Brainwashing was the 1950s. I don’t know why I talk to you. Anyway, it was a real enough offer and not a joke after all. They just wanted to keep an eye on me. I was to learn it was Peachums’s idea.
Peachums?
That’s what the president called him. The campaign manager. Said to be the president’s brain. I wondered how much of that was left to be parceled out.
Peachums.
Or sometimes Plumsy — whatever was hairless.
I see.
As I was to realize, nobody, least of all the president, cared if I actually did what the job called for. The point was the next election. That some reporter would track me down, and I’d talk about our collegiate misadventures, of which there were quite a few. Like the incident of the bunsen burner. I had never spoken up about my famous roommate but did that mean I wouldn’t? There I was, risen out of his dim past to become a staff concern. I had to sign a confidentiality statement: As an administration appointee I was subject to the law if I leaked information. I looked at the paper wondering whether to sign. It was a total clamp over my mouth.
But you accepted.
How could I ignore a presidential summons? [ thinking ] No, that’s not the truth. It was as if he’d materialized, it was as if our life arcs — his so upward-reaching and mine looping into the depressed hemispheric depths — had described a perfect circle and there we were, superimposed in the same place at the same time. It felt inevitable.
I have to say I’m surprised you haven’t mentioned any of this before now.
Why?
Well, it is unusual to say the least to find your old college roommate the president of the United States. Kind of story you can dine out on for a lifetime.
Are you suggesting I’m making this up?
No, of course not. I just wonder why you would wait this long before mentioning it?
I don’t live vicariously, Doc. I didn’t mention it before now I guess because I was talking about things more important to me.
OK.
Besides which he is nothing to brag about, is he? I didn’t vote for him and wouldn’t have voluntarily sought him out. He wouldn’t have come up at all in these sessions except in the aftermath … the aftermath … [ thinking ] Name dropping is finally self-congratulatory, isn’t it? But the fact that he was my roommate is nothing for which I’ve reason to congratulate myself. Maybe if I’d mentioned it at the beginning, like it wasn’t the last thing in the world I wanted to talk about.
No, no, I believe you — you’re here, aren’t you?

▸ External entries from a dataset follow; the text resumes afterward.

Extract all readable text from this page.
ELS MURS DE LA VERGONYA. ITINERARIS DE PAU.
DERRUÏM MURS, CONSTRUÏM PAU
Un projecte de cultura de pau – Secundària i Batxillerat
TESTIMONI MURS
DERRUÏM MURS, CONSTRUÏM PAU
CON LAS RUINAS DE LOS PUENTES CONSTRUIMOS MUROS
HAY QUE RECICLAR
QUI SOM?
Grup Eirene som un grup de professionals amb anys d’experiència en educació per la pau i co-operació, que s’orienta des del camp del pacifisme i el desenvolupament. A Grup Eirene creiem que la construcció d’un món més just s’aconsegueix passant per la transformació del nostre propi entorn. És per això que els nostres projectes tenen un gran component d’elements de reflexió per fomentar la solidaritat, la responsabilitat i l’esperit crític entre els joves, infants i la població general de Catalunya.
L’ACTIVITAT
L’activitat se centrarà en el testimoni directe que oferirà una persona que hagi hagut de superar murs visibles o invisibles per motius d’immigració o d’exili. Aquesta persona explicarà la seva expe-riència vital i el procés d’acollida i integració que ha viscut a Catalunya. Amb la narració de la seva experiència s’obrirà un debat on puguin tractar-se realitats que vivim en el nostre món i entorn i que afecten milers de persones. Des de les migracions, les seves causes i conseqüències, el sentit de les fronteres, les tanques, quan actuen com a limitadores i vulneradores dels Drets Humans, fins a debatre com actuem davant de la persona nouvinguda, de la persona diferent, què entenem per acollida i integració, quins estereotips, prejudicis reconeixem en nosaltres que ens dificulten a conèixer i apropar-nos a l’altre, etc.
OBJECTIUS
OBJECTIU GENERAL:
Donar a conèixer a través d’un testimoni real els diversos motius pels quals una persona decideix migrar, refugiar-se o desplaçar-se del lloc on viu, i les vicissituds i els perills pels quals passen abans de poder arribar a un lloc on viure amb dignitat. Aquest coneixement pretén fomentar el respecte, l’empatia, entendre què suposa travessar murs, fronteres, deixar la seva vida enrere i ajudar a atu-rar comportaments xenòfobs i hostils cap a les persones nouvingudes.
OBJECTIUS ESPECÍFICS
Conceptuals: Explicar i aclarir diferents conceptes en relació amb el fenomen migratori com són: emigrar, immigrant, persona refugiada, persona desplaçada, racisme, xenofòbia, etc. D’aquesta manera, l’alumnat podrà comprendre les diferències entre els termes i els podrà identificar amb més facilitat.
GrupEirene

I am politically informed, Doc. Apart from everything I’ve been telling you about myself, I am a citizen sensitive to his country’s history. My roommate had gotten where he was by not quite the usual elected way. I knew how things had gone since — his chosen war, his anti-scientism. I knew all about him and the quality of the people around him. [ thinking ] Analyses had been done. All you had to do was read the newspaper. Those flights should never have happened. The intelligence was there.
You mean, you blame him?
Who am I to blame anyone for anything? But he was feckless, irresponsible, in over his head.… I believed he’d brought a fatal lassitude to the federal mind. On the theory that the president we get is the country we get. That was worth looking into, don’t you think? I had long despaired of ever doing original work in my field. To start with the hypothesis that there is something like a government brain— I had the idea this was an opportunity of some kind.
Quite reasonable.
No, you don’t understand. I kept a photo of Briony and our baby in my wallet. They are in the sun, in the park, Willa seated in Briony’s arms as on a throne, and they are facing me, mother and child, two blondes, laughing, rising out of the picture to fill my eyes—
Yes?
So I signed the confidentiality agreement and became the head of the Office of Neurological Research in the White House basement. I meant to step into history, to act. To make a statement that would finally be the end of me.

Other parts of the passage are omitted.